“Shall we wait?” Phil asked nervously. This part of the ordeal was trying for the midshipman.
“I guess we must,” Sydney replied. “We shall have to explain how it happened.”
Phil frowned. “I’m not going to reveal the identity of that native boy. Maybe Klinger did not recognize him.”
The manager had been carried into his own room, while Fanua, his native wife, hovered over him anxiously. She gazed in open distrust upon the two officers.
“Here comes the little doctor,” Sydney exclaimed in relief, as the same fat, middle-aged man that had before restored the injured Klinger after his earlier encounter with Phil pushed his way through the crowd of inquisitive natives, and entered the room.
Klinger had opened his eyes.

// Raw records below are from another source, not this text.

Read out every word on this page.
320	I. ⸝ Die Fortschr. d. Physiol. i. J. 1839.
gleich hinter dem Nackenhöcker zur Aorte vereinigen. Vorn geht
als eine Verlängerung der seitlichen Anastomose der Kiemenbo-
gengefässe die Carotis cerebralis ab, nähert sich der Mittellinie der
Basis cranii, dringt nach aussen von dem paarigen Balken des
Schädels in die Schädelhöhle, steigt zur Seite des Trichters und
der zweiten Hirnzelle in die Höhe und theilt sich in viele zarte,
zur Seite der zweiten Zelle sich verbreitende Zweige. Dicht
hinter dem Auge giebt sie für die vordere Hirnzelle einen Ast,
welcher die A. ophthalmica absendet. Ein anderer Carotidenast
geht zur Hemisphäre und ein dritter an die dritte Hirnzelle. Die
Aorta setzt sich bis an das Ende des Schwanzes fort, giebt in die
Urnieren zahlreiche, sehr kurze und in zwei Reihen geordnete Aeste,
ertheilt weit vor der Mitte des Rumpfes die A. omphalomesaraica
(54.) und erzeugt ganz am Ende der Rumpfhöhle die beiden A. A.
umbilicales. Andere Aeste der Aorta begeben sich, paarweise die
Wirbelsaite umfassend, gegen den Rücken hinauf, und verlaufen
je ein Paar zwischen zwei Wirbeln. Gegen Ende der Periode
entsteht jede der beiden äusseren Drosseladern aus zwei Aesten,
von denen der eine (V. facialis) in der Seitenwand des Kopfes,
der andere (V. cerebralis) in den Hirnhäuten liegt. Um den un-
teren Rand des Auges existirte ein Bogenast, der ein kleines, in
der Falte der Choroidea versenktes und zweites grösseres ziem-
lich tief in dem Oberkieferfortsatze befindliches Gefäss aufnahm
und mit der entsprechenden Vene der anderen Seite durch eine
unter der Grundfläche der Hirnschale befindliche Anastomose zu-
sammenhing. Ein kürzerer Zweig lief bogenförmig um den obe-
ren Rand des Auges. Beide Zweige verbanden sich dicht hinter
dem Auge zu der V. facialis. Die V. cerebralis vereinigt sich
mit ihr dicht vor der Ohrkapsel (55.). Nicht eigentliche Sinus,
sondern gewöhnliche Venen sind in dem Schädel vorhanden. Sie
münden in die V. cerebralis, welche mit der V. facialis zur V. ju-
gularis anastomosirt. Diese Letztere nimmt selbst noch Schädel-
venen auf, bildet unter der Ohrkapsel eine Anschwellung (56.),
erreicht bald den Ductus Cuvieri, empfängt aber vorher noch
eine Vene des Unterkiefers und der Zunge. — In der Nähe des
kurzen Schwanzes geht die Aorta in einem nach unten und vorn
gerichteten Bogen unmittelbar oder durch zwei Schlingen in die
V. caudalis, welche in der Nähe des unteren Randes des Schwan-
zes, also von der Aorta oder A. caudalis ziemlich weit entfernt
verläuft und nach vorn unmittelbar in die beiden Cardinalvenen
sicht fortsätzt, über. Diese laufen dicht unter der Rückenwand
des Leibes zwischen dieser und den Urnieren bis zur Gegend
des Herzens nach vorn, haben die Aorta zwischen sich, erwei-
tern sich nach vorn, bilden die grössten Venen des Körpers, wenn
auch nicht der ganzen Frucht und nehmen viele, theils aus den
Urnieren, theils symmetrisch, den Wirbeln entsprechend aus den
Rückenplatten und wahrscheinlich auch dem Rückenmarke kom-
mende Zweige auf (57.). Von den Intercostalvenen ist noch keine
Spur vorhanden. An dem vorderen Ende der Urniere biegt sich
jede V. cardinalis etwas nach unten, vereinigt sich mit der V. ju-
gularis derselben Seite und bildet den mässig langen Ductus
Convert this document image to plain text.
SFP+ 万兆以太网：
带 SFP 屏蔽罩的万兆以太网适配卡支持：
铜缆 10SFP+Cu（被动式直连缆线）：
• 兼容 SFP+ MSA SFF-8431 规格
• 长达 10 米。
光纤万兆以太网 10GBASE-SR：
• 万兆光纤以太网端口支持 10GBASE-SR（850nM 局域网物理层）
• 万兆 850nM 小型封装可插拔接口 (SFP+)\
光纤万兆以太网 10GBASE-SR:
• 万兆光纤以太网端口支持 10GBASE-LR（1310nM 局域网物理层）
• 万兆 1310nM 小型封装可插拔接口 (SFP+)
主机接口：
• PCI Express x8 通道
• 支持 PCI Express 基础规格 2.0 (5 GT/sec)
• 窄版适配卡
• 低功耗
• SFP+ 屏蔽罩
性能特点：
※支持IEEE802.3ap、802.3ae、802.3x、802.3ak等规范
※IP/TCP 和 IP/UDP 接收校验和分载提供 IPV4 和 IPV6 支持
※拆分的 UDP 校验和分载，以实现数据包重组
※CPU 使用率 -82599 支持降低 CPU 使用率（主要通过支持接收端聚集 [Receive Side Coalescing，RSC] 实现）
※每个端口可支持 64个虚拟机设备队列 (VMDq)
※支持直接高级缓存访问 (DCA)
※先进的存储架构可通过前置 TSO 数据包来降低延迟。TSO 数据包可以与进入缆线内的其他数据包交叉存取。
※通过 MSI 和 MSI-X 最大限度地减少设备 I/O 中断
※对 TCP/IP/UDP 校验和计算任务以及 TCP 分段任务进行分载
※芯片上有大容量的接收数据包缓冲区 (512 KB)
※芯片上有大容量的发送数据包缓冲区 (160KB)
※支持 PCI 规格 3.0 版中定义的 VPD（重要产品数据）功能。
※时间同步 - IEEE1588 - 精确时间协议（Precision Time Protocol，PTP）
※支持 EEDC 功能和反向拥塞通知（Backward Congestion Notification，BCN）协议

The pain in his throat made him cry out weakly.
The doctor examined the injured man’s neck in silence.
“A black boy run ‘amuck’[37]?” he asked after he had finished the examination. “It looks as if a whole gang had risen against him.”
Klinger tried to speak, but his voice failed.
“We’ll leave now,” Phil returned. His nerves were under tension. He felt no sympathy for Klinger, yet wished to avoid a disagreeable scene with the injured man. “I shall be ready to give my story whenever it is asked for. Good-day, sir.”